UK pressures may force Matchroom to look beyond betting sponsors

Matchroom Holdings is actively looking to court sponsors outside of betting amid regulatory uncertainty for the UK gaming sector.

The holding group behind Matchroom Sport, most widely known for its promotion of professional boxing and darts events, revealed this in its latest Companies House filing, detailing finances for the year ending 30 June 2025.

Eddie Hearn’s sports business has multiple betting partners across its portfolio of Matchroom Boxing, Matchroom Multi Sport, World Snooker, and the Professional Darts Corporation (PDC). Hearn is Chairman of both Matchroom Sport and the PDC.

The regulatory situation around betting partnerships in the UK is a little uneasy at the moment, however. Where there is no major legal challenge in the works to ban gambling sponsorship, pressure has been mounting in recent years, particularly during the Gambling Act review of 2020-2023.

“Any change to gambling legislation may affect the ability of companies in the Betting and Gaming sector to exploit their brands at group events,” Matchroom’s Companies House statement read.

“The directors are working to diversify the group’s sponsors away from this sector.”

Matchroom – a long-time betting partner

As the promoter of major boxing, darts and snooker events, Matchroom has understandably attracted a lot of marketing and commercial attention from betting firms. 

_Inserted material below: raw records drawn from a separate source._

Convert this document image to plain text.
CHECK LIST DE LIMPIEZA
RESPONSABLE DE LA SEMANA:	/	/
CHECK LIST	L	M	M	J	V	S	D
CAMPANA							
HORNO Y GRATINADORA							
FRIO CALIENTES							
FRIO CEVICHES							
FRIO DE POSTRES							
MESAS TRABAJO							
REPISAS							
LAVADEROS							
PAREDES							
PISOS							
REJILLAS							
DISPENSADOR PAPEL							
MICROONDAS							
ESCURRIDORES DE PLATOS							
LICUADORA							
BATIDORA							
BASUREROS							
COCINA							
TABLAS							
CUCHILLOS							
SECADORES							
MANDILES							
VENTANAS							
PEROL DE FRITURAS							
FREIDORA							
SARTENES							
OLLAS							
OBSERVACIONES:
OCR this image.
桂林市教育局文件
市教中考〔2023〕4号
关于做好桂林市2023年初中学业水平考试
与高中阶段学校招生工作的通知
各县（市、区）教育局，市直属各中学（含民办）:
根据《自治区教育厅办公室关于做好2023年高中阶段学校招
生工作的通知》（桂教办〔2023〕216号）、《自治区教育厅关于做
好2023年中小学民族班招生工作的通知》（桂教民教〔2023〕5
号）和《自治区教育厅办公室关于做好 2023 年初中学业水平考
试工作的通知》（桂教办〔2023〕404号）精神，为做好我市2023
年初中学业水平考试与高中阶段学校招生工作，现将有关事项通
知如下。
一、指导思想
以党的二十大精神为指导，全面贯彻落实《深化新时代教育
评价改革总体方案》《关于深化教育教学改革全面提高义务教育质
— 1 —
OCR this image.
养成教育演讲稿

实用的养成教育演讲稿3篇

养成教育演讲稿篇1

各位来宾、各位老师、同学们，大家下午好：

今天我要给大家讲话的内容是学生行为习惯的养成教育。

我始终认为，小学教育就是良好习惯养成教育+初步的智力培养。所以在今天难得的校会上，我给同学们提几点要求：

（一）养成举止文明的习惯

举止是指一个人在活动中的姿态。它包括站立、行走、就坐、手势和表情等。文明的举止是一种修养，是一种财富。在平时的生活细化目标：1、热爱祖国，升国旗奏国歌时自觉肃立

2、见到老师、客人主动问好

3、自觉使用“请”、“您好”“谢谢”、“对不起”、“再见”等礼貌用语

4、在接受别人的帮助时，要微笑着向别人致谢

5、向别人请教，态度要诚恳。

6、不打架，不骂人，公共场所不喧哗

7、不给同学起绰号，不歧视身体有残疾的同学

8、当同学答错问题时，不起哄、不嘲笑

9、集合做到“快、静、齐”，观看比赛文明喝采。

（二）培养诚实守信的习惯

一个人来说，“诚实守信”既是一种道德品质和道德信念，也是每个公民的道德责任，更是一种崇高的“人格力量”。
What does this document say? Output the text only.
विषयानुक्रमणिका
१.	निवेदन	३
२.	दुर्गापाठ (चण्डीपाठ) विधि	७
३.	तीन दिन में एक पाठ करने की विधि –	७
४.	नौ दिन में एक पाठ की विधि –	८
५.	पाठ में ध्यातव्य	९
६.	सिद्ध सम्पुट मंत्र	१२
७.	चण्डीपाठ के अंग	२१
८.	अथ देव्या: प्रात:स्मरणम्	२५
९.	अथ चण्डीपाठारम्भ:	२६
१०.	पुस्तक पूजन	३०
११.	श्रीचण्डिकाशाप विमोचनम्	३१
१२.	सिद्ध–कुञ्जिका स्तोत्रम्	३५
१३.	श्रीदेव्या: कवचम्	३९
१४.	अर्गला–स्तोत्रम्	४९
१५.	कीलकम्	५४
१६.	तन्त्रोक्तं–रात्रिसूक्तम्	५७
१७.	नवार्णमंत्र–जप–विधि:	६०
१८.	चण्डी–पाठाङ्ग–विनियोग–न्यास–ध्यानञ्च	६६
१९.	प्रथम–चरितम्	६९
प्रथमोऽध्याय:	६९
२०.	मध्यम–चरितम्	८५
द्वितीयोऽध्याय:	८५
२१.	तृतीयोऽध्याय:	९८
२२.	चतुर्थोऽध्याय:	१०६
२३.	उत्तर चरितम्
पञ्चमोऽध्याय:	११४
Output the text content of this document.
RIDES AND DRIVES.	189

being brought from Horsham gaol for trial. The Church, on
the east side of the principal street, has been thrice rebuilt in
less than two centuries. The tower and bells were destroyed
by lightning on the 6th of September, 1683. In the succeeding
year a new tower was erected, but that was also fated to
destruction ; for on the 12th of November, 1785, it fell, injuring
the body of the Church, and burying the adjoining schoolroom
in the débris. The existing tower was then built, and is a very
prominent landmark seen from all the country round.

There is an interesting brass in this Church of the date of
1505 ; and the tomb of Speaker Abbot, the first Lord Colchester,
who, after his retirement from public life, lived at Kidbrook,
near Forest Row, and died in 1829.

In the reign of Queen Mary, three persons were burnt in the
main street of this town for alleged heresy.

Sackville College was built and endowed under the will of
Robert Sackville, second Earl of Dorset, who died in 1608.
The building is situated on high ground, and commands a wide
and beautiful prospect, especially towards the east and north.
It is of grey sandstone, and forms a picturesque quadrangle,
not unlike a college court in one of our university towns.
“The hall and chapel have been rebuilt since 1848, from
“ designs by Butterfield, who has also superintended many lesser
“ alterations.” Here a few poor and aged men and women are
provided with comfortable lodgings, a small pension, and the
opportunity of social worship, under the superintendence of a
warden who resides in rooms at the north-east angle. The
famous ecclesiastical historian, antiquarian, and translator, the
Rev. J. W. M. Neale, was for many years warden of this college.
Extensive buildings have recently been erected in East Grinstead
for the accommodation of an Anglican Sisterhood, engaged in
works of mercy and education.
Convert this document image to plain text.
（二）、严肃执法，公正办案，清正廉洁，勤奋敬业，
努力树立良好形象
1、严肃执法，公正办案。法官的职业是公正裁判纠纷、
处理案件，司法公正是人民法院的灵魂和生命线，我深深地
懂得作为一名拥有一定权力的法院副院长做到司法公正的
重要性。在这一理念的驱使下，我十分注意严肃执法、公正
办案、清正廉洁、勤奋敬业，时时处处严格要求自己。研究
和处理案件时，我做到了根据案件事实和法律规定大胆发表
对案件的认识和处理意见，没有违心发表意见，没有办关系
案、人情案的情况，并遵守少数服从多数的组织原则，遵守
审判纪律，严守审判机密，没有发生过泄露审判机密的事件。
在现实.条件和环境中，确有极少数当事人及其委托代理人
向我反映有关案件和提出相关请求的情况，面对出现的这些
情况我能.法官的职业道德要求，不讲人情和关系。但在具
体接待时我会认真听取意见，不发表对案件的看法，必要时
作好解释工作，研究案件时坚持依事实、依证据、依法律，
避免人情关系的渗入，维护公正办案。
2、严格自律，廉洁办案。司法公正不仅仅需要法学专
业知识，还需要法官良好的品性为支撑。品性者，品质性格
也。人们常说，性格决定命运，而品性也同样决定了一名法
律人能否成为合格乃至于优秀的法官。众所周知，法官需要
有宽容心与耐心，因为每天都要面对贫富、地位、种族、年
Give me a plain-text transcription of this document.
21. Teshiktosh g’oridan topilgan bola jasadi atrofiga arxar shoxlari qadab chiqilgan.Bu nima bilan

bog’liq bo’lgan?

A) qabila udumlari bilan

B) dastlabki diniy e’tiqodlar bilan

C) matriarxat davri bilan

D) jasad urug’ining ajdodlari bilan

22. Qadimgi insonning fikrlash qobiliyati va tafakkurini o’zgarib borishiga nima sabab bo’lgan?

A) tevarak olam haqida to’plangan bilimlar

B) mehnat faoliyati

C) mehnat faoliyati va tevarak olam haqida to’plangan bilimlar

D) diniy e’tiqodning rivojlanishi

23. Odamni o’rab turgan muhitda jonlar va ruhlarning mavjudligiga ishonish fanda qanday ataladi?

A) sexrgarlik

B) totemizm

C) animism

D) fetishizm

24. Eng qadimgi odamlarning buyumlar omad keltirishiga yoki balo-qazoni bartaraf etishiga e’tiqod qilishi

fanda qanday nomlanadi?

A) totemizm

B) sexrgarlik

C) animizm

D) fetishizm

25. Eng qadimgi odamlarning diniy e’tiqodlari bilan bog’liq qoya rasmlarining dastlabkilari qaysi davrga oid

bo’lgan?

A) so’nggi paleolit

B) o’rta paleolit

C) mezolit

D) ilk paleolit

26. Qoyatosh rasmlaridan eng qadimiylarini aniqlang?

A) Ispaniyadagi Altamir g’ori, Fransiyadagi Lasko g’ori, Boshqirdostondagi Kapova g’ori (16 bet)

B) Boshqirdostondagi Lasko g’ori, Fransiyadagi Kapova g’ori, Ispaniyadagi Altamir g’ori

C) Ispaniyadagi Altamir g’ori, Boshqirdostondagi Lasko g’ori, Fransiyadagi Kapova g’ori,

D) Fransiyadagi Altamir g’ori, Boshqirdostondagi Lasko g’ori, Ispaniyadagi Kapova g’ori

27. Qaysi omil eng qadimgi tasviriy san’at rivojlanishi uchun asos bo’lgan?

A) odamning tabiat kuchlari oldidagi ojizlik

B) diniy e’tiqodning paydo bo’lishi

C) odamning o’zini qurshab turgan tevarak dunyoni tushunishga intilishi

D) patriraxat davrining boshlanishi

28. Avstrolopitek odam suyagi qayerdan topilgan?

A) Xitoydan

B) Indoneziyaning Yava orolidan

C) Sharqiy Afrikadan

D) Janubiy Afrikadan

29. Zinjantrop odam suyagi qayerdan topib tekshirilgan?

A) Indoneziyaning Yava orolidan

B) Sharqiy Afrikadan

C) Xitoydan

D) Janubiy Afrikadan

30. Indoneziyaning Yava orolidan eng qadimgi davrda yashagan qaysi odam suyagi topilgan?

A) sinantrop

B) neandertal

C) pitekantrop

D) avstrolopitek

Huge events like world heavyweight title fights involving big names like Anthony Joshua, and annual mainstays like the World Darts Championship (WDC) and World Snooker Tour (WST) have a vast audience and reach that bookmakers have understandably wanted to seize on.

Matchroom Boxing maintains partnerships with British group Betfred and Antiguan-based .com brand Betonline. It has also counted William Hill as a partner in the past, prior to the firm’s acquisition by evoke.

Anthony Joshua in Cardiff, 2018 – Credit: Huw Fairclough / Shutterstock

The bulk of partners are spread across the PDC, however. Fluter Entertainment’s Paddy Power is sponsor of the WDC and MGM ResortsBetMGM is partner of Premier League Darts.

Betfed is also sponsor of the World Matchplay, BoyleSports is sponsor of the World Grand Prix, Entain’s Ladbrokes is sponsor of both the UK Open and the Players Championship Finals, and BetVictor is sponsor of the World Cup of Darts.

Betting deals are also spread over Matchroom’s snooker portfolio. Yolo Group’s Sportsbet.io is a major partner of the Masconi Cup and the WST, while Midnite is also a partner of the latter.

These sponsorships likely contributed significantly to Matchroom’s 2025 performance. 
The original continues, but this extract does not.